The Brewers bid farewell to the cramped clubhouse by soaking it in champagne, then continued the celebration back in Milwaukee at a steakhouse and a club. Matt Arnold, then Milwaukee’s assistant GM, has a particular memory of Milwaukee broadcaster Bob Uecker being right in the middle of everything, from pregame conversations trying to calm everyone’s nerves, to the postgame celebration.
Brewers owner Mark Attanasio was in the middle of everything, too, despite being just a few weeks removed from surgery for a torn Achilles tendon. He said the Ricketts family, which owns the Cubs, was especially gracious in arranging for parking as close as possible to the stadium gate, and an accessible suite. The famous stairs to the visitors’ clubhouse were a problem, but two members of the staff lifted Attanasio to the party.
“Then, with all the champagne and beer, we were going to take the bus back to Milwaukee and I wanted to take a shower,” Attanasio said. “You know who helped me getting in the shower with my boot on? Keon Broxton.”
Woodruff remembers being proud of himself for making the following day a productive one. With pitchers Wade Miley and Jordan Lyles and coach Jason Lane, he had an 8 a.m. tee time at Erin Hills Golf Course, which had hosted the U.S. Open the previous year.
“I wasn’t missing that for nothing,” Woodruff said.
While Woodruff golfed, the Cubs were back to work the following night against the Rockies, who’d won their own Game 163 out at Dodger Stadium. This time, it was a true must-win game.
“We’re in the postseason. It was just a weird experience,” said Hottovy, who was Chicago’s run prevention coordinator in 2018. “As soon as that game was over, it was like meeting after meeting for the Rockies. We were going over that immediately.
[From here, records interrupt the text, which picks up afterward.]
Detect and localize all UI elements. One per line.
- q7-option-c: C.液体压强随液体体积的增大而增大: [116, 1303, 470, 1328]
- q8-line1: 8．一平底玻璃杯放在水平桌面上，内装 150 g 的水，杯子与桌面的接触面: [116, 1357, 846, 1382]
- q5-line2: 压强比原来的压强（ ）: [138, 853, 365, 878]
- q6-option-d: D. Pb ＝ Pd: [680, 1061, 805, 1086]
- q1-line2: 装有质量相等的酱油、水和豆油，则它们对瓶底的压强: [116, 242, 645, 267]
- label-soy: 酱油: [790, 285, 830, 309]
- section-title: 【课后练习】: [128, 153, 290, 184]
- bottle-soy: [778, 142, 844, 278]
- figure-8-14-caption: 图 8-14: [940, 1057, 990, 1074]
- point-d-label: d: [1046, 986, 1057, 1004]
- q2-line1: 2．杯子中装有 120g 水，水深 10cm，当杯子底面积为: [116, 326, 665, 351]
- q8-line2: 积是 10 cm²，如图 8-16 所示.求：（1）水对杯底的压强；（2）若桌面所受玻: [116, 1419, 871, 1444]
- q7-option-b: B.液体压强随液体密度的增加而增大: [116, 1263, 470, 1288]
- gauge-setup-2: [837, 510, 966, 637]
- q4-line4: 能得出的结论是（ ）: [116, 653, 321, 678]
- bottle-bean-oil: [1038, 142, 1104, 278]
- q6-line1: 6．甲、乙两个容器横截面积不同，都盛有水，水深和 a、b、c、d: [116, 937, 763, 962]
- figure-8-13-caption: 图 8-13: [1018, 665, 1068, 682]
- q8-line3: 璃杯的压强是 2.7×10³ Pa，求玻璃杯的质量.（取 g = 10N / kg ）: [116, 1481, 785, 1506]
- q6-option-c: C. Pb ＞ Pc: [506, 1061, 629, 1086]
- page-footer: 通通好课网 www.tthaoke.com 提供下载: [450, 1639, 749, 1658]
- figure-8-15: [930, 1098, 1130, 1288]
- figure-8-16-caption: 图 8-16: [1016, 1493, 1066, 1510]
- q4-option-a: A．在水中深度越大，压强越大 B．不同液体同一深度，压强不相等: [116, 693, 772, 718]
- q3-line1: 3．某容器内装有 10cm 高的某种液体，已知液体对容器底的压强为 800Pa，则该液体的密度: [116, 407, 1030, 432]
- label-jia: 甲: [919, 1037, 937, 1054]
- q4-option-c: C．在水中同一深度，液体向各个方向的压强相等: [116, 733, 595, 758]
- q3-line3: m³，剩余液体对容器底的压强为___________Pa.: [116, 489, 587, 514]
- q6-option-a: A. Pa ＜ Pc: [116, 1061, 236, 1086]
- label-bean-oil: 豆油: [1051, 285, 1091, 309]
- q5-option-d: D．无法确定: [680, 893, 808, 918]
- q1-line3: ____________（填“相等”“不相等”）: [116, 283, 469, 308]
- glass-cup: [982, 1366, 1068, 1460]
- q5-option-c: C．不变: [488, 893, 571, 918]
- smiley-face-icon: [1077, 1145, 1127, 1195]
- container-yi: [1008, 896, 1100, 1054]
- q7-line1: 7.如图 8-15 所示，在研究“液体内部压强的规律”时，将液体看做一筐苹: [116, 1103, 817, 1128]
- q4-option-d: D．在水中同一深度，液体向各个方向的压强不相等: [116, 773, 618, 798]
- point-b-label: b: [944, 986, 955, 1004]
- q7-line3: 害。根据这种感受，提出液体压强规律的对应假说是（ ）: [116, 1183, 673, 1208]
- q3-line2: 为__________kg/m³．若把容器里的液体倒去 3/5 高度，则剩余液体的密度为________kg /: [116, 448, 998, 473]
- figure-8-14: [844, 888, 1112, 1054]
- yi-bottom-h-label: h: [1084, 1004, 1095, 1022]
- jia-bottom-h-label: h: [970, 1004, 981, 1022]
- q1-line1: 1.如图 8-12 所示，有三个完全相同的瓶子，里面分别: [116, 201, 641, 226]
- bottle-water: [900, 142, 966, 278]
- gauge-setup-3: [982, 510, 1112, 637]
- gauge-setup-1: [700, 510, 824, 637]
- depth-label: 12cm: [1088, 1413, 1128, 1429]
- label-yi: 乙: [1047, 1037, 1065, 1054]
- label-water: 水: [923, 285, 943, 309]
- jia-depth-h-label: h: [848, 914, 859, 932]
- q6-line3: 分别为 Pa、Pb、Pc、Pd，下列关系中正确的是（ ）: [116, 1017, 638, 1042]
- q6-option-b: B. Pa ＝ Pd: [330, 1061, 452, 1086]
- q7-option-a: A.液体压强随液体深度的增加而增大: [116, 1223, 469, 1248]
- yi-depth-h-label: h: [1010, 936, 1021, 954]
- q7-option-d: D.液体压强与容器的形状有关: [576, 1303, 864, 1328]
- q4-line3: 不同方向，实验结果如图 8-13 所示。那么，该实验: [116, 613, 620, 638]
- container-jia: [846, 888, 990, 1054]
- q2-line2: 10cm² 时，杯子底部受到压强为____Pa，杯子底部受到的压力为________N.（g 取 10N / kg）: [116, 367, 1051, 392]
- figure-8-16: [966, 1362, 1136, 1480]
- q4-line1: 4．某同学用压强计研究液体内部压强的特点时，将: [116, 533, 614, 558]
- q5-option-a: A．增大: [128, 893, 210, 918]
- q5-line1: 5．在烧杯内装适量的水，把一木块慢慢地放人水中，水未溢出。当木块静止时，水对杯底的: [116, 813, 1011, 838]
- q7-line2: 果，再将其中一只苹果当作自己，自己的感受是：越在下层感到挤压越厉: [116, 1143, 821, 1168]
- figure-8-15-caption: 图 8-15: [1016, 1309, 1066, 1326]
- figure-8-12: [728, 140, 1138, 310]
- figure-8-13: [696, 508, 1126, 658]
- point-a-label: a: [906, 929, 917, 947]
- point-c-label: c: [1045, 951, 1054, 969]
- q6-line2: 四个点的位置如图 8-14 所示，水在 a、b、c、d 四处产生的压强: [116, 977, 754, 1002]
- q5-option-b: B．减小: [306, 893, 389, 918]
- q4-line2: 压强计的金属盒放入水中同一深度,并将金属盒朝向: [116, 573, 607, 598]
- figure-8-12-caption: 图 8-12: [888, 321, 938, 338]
There was no stopping. It was just constant stuff going on.”
Finally, the Cubs ran out of gas in the 13th inning against the Rockies, who made it two straight nights of champagne celebrations in the visitors’ clubhouse. Colorado moved on to the NLDS against Milwaukee.
“The truth is, we didn’t play poorly at the end,” Hoyer said. “We were tied for the best record in the National League after 162. I think the other two divisions were around five games behind us. We were resilient. [The Brewers] just caught us and really pitched well in that Game 163.”
“That rivalry is one of the reasons I grew to love Wrigley so much,” Hader said. “The fans always talking [trash] and us trying to fly that “L” flag. It was fun getting to play those guys.”
Count Hader among those happy to see these clubs meeting in the NLDS. He’s in the midst of rehabbing a shoulder injury and will be watching Wednesday.
“I think it’s perfect,” Hader said. “I don’t think it could have matched up any better.”
Jordan Bastian contributed reporting for this story.